Project description:BACKGROUND:Alport Syndrome (AS) is a progressive hereditary glomerular disease. It is often accompanied by sensorineural hearing loss and ocular abnormalities and can sometimes develop into end stage renal disease (ESRD), which is caused by mutations in the genes encoding the collagen type IV family of proteins. METHODS:This study analyzed the association between the clinical data of seven AS families and genes and the disease progression of different mutation types, including COL4A3 (OMIM 120070)?COL4A4 (OMIM 120131), and COL4A5 (OMIM303630).

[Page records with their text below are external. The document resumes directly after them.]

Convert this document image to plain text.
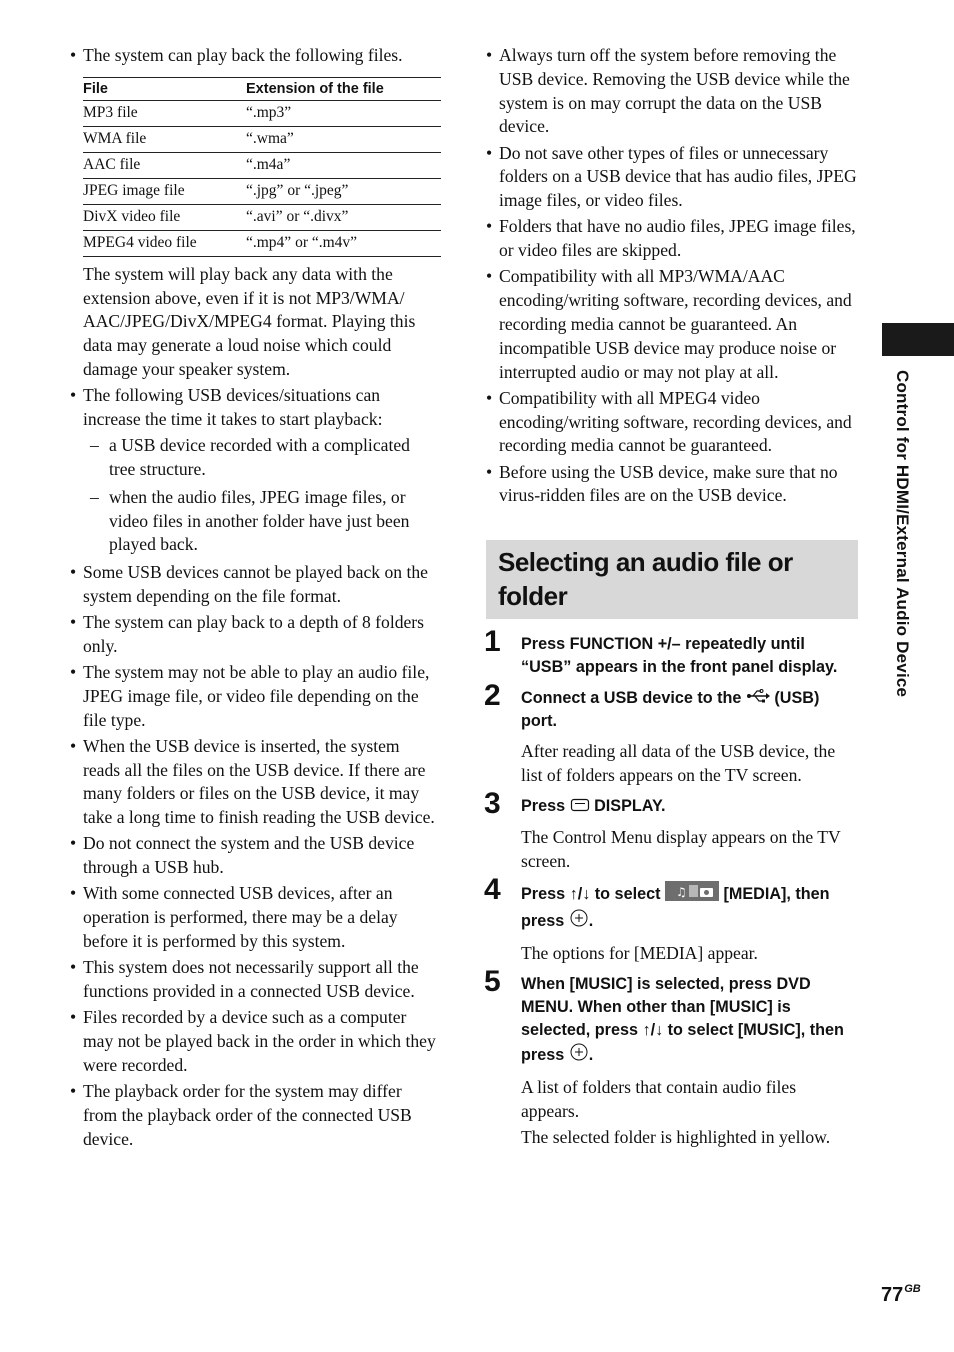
• The system can play back the following files.
File	Extension of the file
MP3 file	“.mp3”
WMA file	“.wma”
AAC file	“.m4a”
JPEG image file	“.jpg” or “.jpeg”
DivX video file	“.avi” or “.divx”
MPEG4 video file	“.mp4” or “.m4v”
The system will play back any data with the extension above, even if it is not MP3/WMA/ AAC/JPEG/DivX/MPEG4 format. Playing this data may generate a loud noise which could damage your speaker system.
• The following USB devices/situations can increase the time it takes to start playback:
– a USB device recorded with a complicated tree structure.
– when the audio files, JPEG image files, or video files in another folder have just been played back.
• Some USB devices cannot be played back on the system depending on the file format.
• The system can play back to a depth of 8 folders only.
• The system may not be able to play an audio file, JPEG image file, or video file depending on the file type.
• When the USB device is inserted, the system reads all the files on the USB device. If there are many folders or files on the USB device, it may take a long time to finish reading the USB device.
• Do not connect the system and the USB device through a USB hub.
• With some connected USB devices, after an operation is performed, there may be a delay before it is performed by this system.
• This system does not necessarily support all the functions provided in a connected USB device.
• Files recorded by a device such as a computer may not be played back in the order in which they were recorded.
• The playback order for the system may differ from the playback order of the connected USB device.
• Always turn off the system before removing the USB device. Removing the USB device while the system is on may corrupt the data on the USB device.
• Do not save other types of files or unnecessary folders on a USB device that has audio files, JPEG image files, or video files.
• Folders that have no audio files, JPEG image files, or video files are skipped.
• Compatibility with all MP3/WMA/AAC encoding/writing software, recording devices, and recording media cannot be guaranteed. An incompatible USB device may produce noise or interrupted audio or may not play at all.
• Compatibility with all MPEG4 video encoding/writing software, recording devices, and recording media cannot be guaranteed.
• Before using the USB device, make sure that no virus-ridden files are on the USB device.
Selecting an audio file or folder
1 Press FUNCTION +/– repeatedly until “USB” appears in the front panel display.
2 Connect a USB device to the (USB) port.
After reading all data of the USB device, the list of folders appears on the TV screen.
3 Press DISPLAY.
The Control Menu display appears on the TV screen.
4 Press ↑/↓ to select ♫ [MEDIA], then press .
The options for [MEDIA] appear.
5 When [MUSIC] is selected, press DVD MENU. When other than [MUSIC] is selected, press ↑/↓ to select [MUSIC], then press .
A list of folders that contain audio files appears.
The selected folder is highlighted in yellow.
Control for HDMI/External Audio Device
$77^{GB}$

RESULTS:A total of six new pathogenic mutation sites, one complex heterozygous mutation at COL4A3, and a combined mutation of COL4A5 and INF2 (OMIM 610982) were identified in this study. It was revealed that the clinical manifestations of X-linked AS caused by mutations in the COL4A5 gene were more severe in males than in females. In addition, the difference in patient phenotype can be attributed to the location of gene mutations affecting the protein domain or functional domain. Our data suggested that the gene deletion and nonsense mutations had a high risk for progression to ESRD. CONCLUSION:Our results revealed the spectrum of type IV collagen genes, which contribute to the enrichment of database resources and has important implications in the diagnosis, prognosis, and guiding treatment of AS.